Hey, sorry for the meta post! Please please delete this post if this doesn’t fit here.
I love this sub but there’s been a few movies where I love the cover and the movie isn’t very popular (these day?) but I don’t post it because it’s a once popular film.
Some examples are like
They Live (carpenter)
Mars Attacks
In the Mouth of Madness
I love all of those but fear they’re too well known or had too big of a budget to be B movies.
Like I love the activity on this sub but don’t want to accidentally co opt it into just being movies I love haha
a “B movie” is something almost completely non-existent in today’s terms – publishers nowadays refuse to even invest in a project unless it’s a guaranteed blockbuster which is why so much of what’s currently on the screen is so excessively formulaic
“back in the day”, studios risked their budgets and tried out new ideas in the hopes of winning the box office – so you ended up with blockbusters as well as imported films and art/indie films and complete flops – but you ended up with a larger chunk of films sitting in that “in between” area, not blockbusters but also not obscure art house flicks – the stuff that was entertaining and fun and a good night out with friends, stuff that was so bad it was hilarious, stuff that didn’t hit immediately but developed a cult following later, stuff that filled the drive-ins on Friday nights, stuff that became the basis of in-jokes in Monday morning classes
I think a lot of contemporary B-movies go direct to streaming (or previously, direct to DVD).
For example Steven Seagal’s most recent movies: nobody expects them to be any good, but the producers hope that he still has enough fans that they make a profit.
Then there are independent films that know they’re not A-list and work with it, like Space Wars: Quest for the Deepstar.
nobody expects them to be any good
they’re Russian money laundering, they’re not meant to be any good
Lol
But there’s all kinds of low budget movies of questionable quality coming out these days?
Here’s a good straightforward example; https://m.imdb.com/title/tt0389790/
Bee Movie is 100% what I expected when I clicked that link, so I chuckled.

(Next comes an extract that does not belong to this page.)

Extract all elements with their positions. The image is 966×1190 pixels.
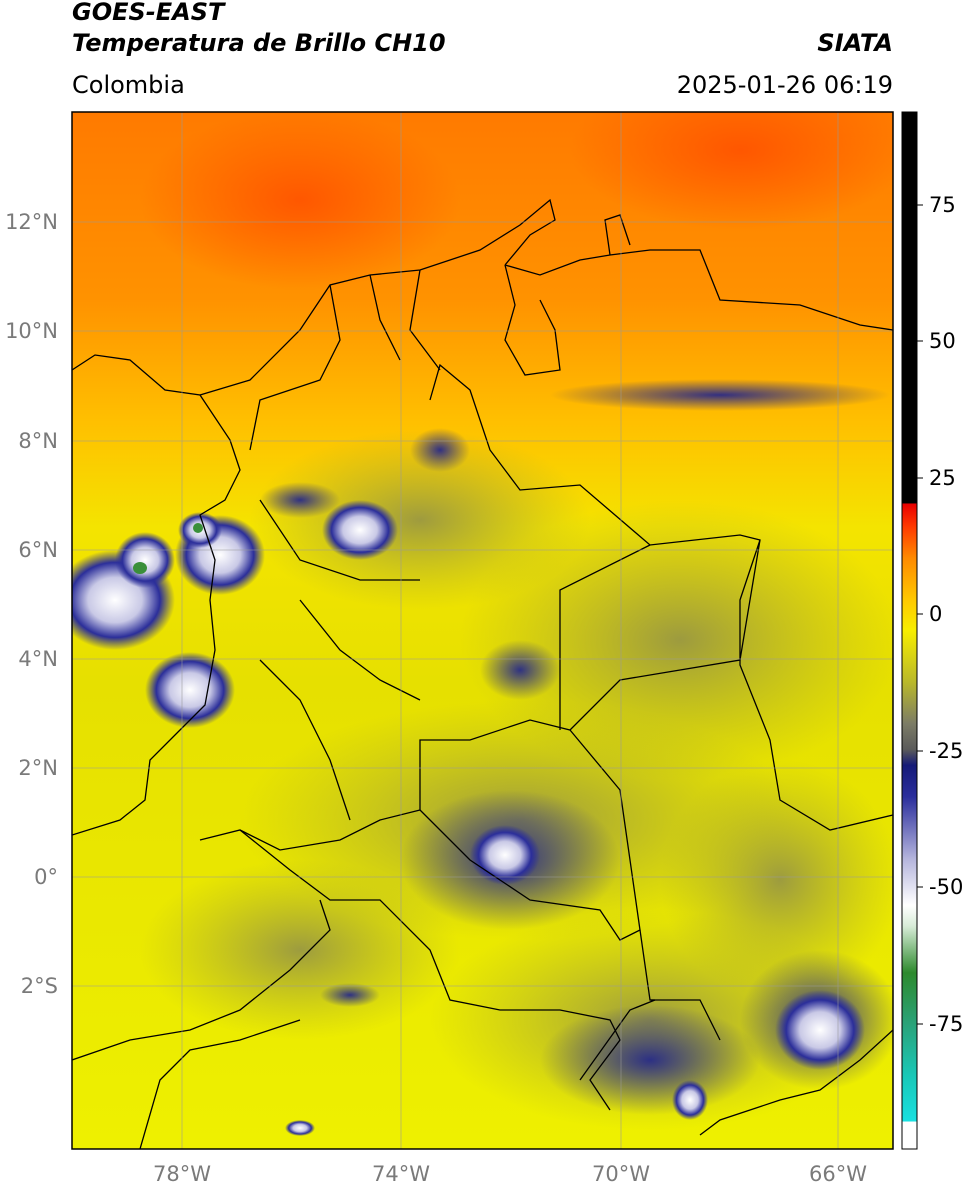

It comes from how movies used to be shown in theaters. The double feature was much more common and between movies there would be cartoons, short films, and news reels. So one ticket would get you a theater experience all day pretty much. Pairing movies usually meant one higher profile picture and one with a smaller budget. The second smaller film is the B movie. Smaller budgets meant more genre pictures with lesser known actors. So you get cheap sci-fi and monster movies mostly but the term B movie just refers to its lesser standing. It’s like the opposite of Oscar bait.
Mars Attacks was a big enough Hollywood production, I don’t think it’s a B-movie at all. It’s a cult classic, and it intentionally uses B-movie aesthetics for comedic purposes, but it’s not a B-movie.
And John Carpenter is such a skilled auteur that even his low-budget classics are considered top-shelf movie magic. Not B-movies at all. They’re A-movies that shaped the horror genre.